INDIANAPOLIS — Students with autism and other special needs often benefit from a distraction or calming space that engages their senses to help them refocus on learning.
This week, children at Clinton Young Elementary School in Perry Township enjoyed the grand opening of a multi-sensory room designed and donated through an Eagle Scout project.
"They have all this stuff for stress,” said fourth grader Tyree Rice. “So if I get stressed in school, I can come in here."
Southport High School junior Cameron Schonegg raised about $6,000, almost twice his goal, and spent 400 hours researching, designing, and furnishing the jungle-themed room as his Eagle Scout project. Schonegg has two brothers with autism who attended Clinton Young Elementary School.
The room features fidget toys, a cocoon hammock, light up wallboards, floor scooters, and an assortment of other gadgets that engage the eyes, ears, and touch. The centerpiece may be a bubble tower that changes colors.
The room also includes a large mural of a tree on one wall where the leaves are handprints in a rainbow of colors.
"A sensory room is a place where kids can relax and just let all their emotions loose, all their feelings,” said Schonegg. "If they're having a rough family life, or school life, or friends - they could just come in here and relax."
“There's a lot of things and stuff to do in here,” said third grader Savannah Marr.
Schonegg decided the color green gave the room a calming atmosphere. But when the lights go out, the room becomes even more peaceful, the bubble towers more soothing.

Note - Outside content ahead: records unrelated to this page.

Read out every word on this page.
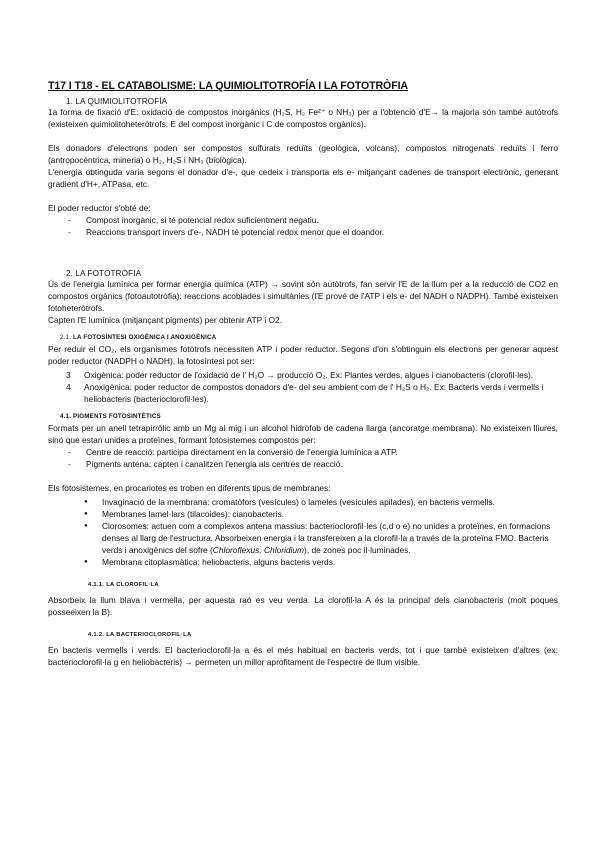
T17 I T18 - EL CATABOLISME: LA QUIMIOLITOTROFÍA I LA FOTOTRÒFIA
1. LA QUIMIOLITOTROFÍA

1a forma de fixació d'E: oxidació de compostos inorgànics (H₂S, H₂ Fe²⁺ o NH₃) per a l'obtenció d'E→ la majoria són també autòtrofs (existeixen quimiolitoheteròtrofs: E del compost inorgànic i C de compostos orgànics).

Els donadors d'electrons poden ser compostos sulfurats reduïts (geològica, volcans), compostos nitrogenats reduïts i ferro (antropocèntrica, mineria) o H₂, H₂S i NH₃ (biològica).

L'energia obtinguda varia segons el donador d'e-, que cedeix i transporta els e- mitjançant cadenes de transport electrònic, generant gradient d'H+, ATPasa, etc.

El poder reductor s'obté de:

- Compost inorgànic, si té potencial redox suficientment negatiu.
- Reaccions transport invers d'e-, NADH té potencial redox menor que el doandor.
2. LA FOTOTRÒFIA

Ús de l'energia lumínica per formar energia química (ATP) → sovint són autòtrofs, fan servir l'E de la llum per a la reducció de CO2 en compostos orgànics (fotoautotròfia): reaccions acoblades i simultànies (l'E prové de l'ATP i els e- del NADH o NADPH). També existeixen fotoheteròtrofs.

Capten l'E lumínica (mitjançant pigments) per obtenir ATP i O2.

2.1. LA FOTOSÍNTESI OXIGÈNICA I ANOXIGÈNICA

Per reduir el CO₂, els organismes fotòtrofs necessiten ATP i poder reductor. Segons d'on s'obtinguin els electrons per generar aquest poder reductor (NADPH o NADH), la fotosíntesi pot ser:

3 Oxigènica: poder reductor de l'oxidació de l' H₂O → producció O₂. Ex: Plantes verdes, algues i cianobacteris (clorofil·les).
4 Anoxigènica: poder reductor de compostos donadors d'e- del seu ambient com de l' H₂S o H₂. Ex: Bacteris verds i vermells i heliobacteris (bacterioclorofil·les).
4.1. PIGMENTS FOTOSINTÈTICS

Formats per un anell tetrapirròlic amb un Mg al mig i un alcohol hidròfob de cadena llarga (ancoratge membrana). No existeixen lliures, sinó que estan unides a proteïnes, formant fotosistemes compostos per:

- Centre de reacció: participa directament en la conversió de l'energia lumínica a ATP.
- Pigments antena: capten i canalitzen l'energia als centres de reacció.

Els fotosistemes, en procariotes es troben en diferents tipus de membranes:

● Invaginació de la membrana: cromatòfors (vesícules) o lameles (vesícules apilades), en bacteris vermells.
● Membranes lamel·lars (tilacoides): cianobacteris.
● Clorosomes: actuen com a complexos antena massius: bacterioclorofil·les (c,d o e) no unides a proteïnes, en formacions denses al llarg de l'estructura. Absorbeixen energia i la transfereixen a la clorofil·la a través de la proteïna FMO. Bacteris verds i anoxigènics del sofre (Chloroflexus, Chloridium), de zones poc il·luminades.
● Membrana citoplasmàtica: heliobacteris, alguns bacteris verds.
4.1.1. LA CLOROFIL·LA

Absorbeix la llum blava i vermella, per aquesta raó es veu verda. La clorofil·la A és la principal dels cianobacteris (molt poques posseeixen la B).

4.1.2. LA BACTERIOCLOROFIL·LA

En bacteris vermells i verds. El bacterioclorofil·la a és el més habitual en bacteris verds, tot i que també existeixen d'altres (ex: bacterioclorofil·la g en heliobacteris) → permeten un millor aprofitament de l'espectre de llum visible.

Clinton Young is the host school for Perry Township's elementary autism program. The multi-sensory room just opened after students returned from spring break.
"It's really hard to focus when we're distracted,” said principal David Henriott. “We can be distracted by things that have happened at home. We can be distracted by friends, social things, on the bus. So, when we are distracted like that, it's very hard to think about academics."
The room can be used for instruction for students with autism or other special needs, and as therapy for students experiencing trauma or anxiety.
"I feel like kids would really like it when they would come in here and be, like, sad,” said fifth grader Arrianna Finn. “It would be better for them to be able to have more like fun."
Schonegg started planning about a year ago and began work in the room last August. He raised enough money to also build a mobile sensory cart that can travel to classrooms throughout the school. His family and Scout troop helped complete the project.
"I'm very satisfied with my final project,” said Schonegg. “The support with the community, and support with the kids and like everything is just amazing."